Did I mentioned we laughed? I mean we really laughed. I can honestly say we are leaving Montana with a few extra laugh lines.
We drank wine and ate copious amounts of food, swapping recipes and cooking tips. We had dynamic conversations about faith and religion and motherhood and art and conservation. We came to know each other through stories about our kids, husbands, ex-husbands, careers, romances, grief and dreams for what lies ahead.
It’s humbling to have been a part of such a dynamic group, and I am blessed to call each one of these women a true friend for life. I will do my best in the coming days to recount some of the stories from the trip — including some great fish despite tough run-off conditions and tricky spring weather.

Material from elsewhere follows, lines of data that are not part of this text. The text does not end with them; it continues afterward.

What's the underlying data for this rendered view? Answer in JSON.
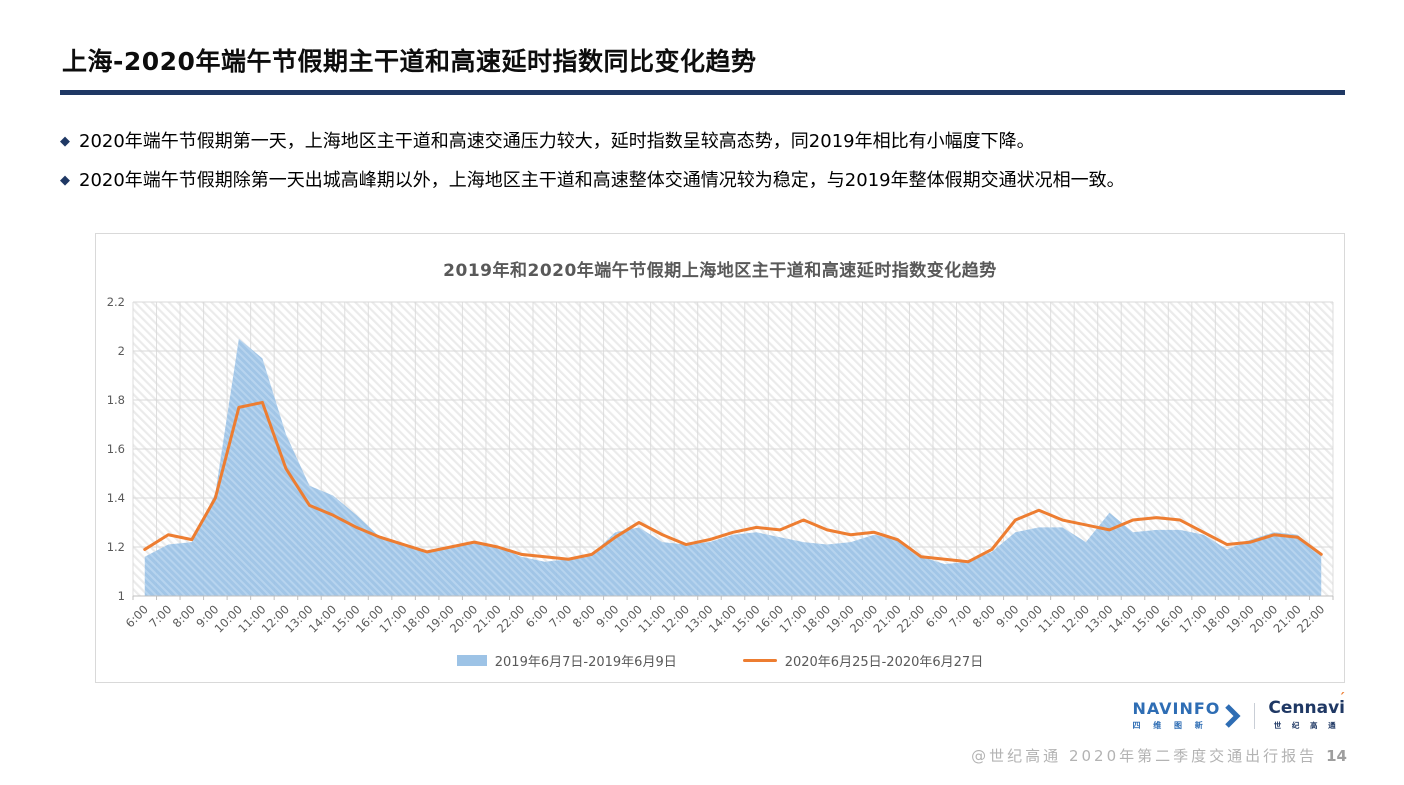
{
  "colors": {
    "navy": "#1F3864",
    "orange": "#ED7D31",
    "blue": "#9DC3E6",
    "blue_stripe": "#B3D2EE",
    "grid": "#D9D9D9",
    "hatch": "#EBEBEB",
    "axis_line": "#BFBFBF",
    "axis_text": "#595959"
  },
  "header": {
    "title": "上海-2020年端午节假期主干道和高速延时指数同比变化趋势"
  },
  "bullets": {
    "marker": "◆",
    "items": [
      "2020年端午节假期第一天，上海地区主干道和高速交通压力较大，延时指数呈较高态势，同2019年相比有小幅度下降。",
      "2020年端午节假期除第一天出城高峰期以外，上海地区主干道和高速整体交通情况较为稳定，与2019年整体假期交通状况相一致。"
    ]
  },
  "chart_data": {
    "type": "area+line",
    "title": "2019年和2020年端午节假期上海地区主干道和高速延时指数变化趋势",
    "xlabel": "",
    "ylabel": "",
    "ylim": [
      1,
      2.2
    ],
    "yticks": [
      1,
      1.2,
      1.4,
      1.6,
      1.8,
      2,
      2.2
    ],
    "grid": true,
    "plot_background": "diagonal-hatch",
    "legend_position": "bottom",
    "x": [
      "6:00",
      "7:00",
      "8:00",
      "9:00",
      "10:00",
      "11:00",
      "12:00",
      "13:00",
      "14:00",
      "15:00",
      "16:00",
      "17:00",
      "18:00",
      "19:00",
      "20:00",
      "21:00",
      "22:00",
      "6:00",
      "7:00",
      "8:00",
      "9:00",
      "10:00",
      "11:00",
      "12:00",
      "13:00",
      "14:00",
      "15:00",
      "16:00",
      "17:00",
      "18:00",
      "19:00",
      "20:00",
      "21:00",
      "22:00",
      "6:00",
      "7:00",
      "8:00",
      "9:00",
      "10:00",
      "11:00",
      "12:00",
      "13:00",
      "14:00",
      "15:00",
      "16:00",
      "17:00",
      "18:00",
      "19:00",
      "20:00",
      "21:00",
      "22:00"
    ],
    "series": [
      {
        "name": "2019年6月7日-2019年6月9日",
        "type": "area",
        "color": "#9DC3E6",
        "values": [
          1.16,
          1.21,
          1.22,
          1.42,
          2.05,
          1.97,
          1.66,
          1.45,
          1.41,
          1.33,
          1.24,
          1.21,
          1.18,
          1.2,
          1.22,
          1.2,
          1.16,
          1.14,
          1.15,
          1.17,
          1.26,
          1.28,
          1.22,
          1.21,
          1.22,
          1.25,
          1.26,
          1.24,
          1.22,
          1.21,
          1.22,
          1.25,
          1.23,
          1.16,
          1.13,
          1.14,
          1.18,
          1.26,
          1.28,
          1.28,
          1.22,
          1.34,
          1.26,
          1.27,
          1.27,
          1.25,
          1.19,
          1.23,
          1.26,
          1.25,
          1.17
        ]
      },
      {
        "name": "2020年6月25日-2020年6月27日",
        "type": "line",
        "color": "#ED7D31",
        "values": [
          1.19,
          1.25,
          1.23,
          1.4,
          1.77,
          1.79,
          1.52,
          1.37,
          1.33,
          1.28,
          1.24,
          1.21,
          1.18,
          1.2,
          1.22,
          1.2,
          1.17,
          1.16,
          1.15,
          1.17,
          1.24,
          1.3,
          1.25,
          1.21,
          1.23,
          1.26,
          1.28,
          1.27,
          1.31,
          1.27,
          1.25,
          1.26,
          1.23,
          1.16,
          1.15,
          1.14,
          1.19,
          1.31,
          1.35,
          1.31,
          1.29,
          1.27,
          1.31,
          1.32,
          1.31,
          1.26,
          1.21,
          1.22,
          1.25,
          1.24,
          1.17
        ]
      }
    ]
  },
  "footer": {
    "navinfo": {
      "text": "NAVINFO",
      "sub": "四 维 图 新"
    },
    "cennavi": {
      "text": "Cennavi",
      "accent": "´",
      "sub": "世 纪 高 通"
    },
    "credit": "@世纪高通  2020年第二季度交通出行报告",
    "page_number": "14"
  }
}
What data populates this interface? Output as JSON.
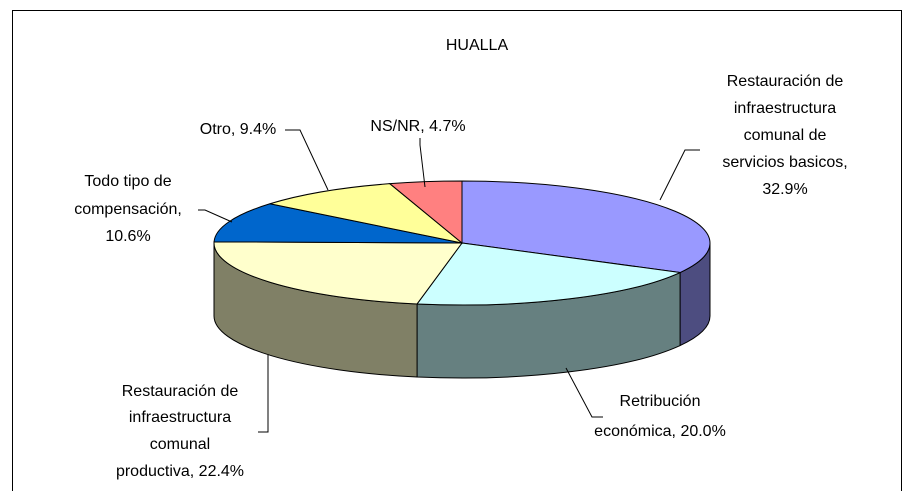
{
  "chart_data": {
    "type": "pie3d",
    "title": "HUALLA",
    "labels": [
      [
        "Restauración de",
        "infraestructura",
        "comunal de",
        "servicios basicos,",
        "32.9%"
      ],
      [
        "Retribución",
        "económica, 20.0%"
      ],
      [
        "Restauración de",
        "infraestructura",
        "comunal",
        "productiva, 22.4%"
      ],
      [
        "Todo tipo  de",
        "compensación,",
        "10.6%"
      ],
      [
        "Otro, 9.4%"
      ],
      [
        "NS/NR, 4.7%"
      ]
    ],
    "values": [
      32.9,
      20.0,
      22.4,
      10.6,
      9.4,
      4.7
    ],
    "colors": [
      "#9999ff",
      "#ccffff",
      "#ffffcc",
      "#0066cc",
      "#ffff99",
      "#ff8080"
    ]
  }
}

In the end, we never got around to watching the movie ‘Walk The Line’. Frankly we were too busy walking it ourselves. Walk the line, cast the line, mend the line. We did it all, literally and figuratively.
I can’t claim it as my own, but one of the favorite lines of the trip was, “Just Cast On Sistah!” Which seems terribly appropriate since after all, the technical definition of a line is nothing more than a straight curve.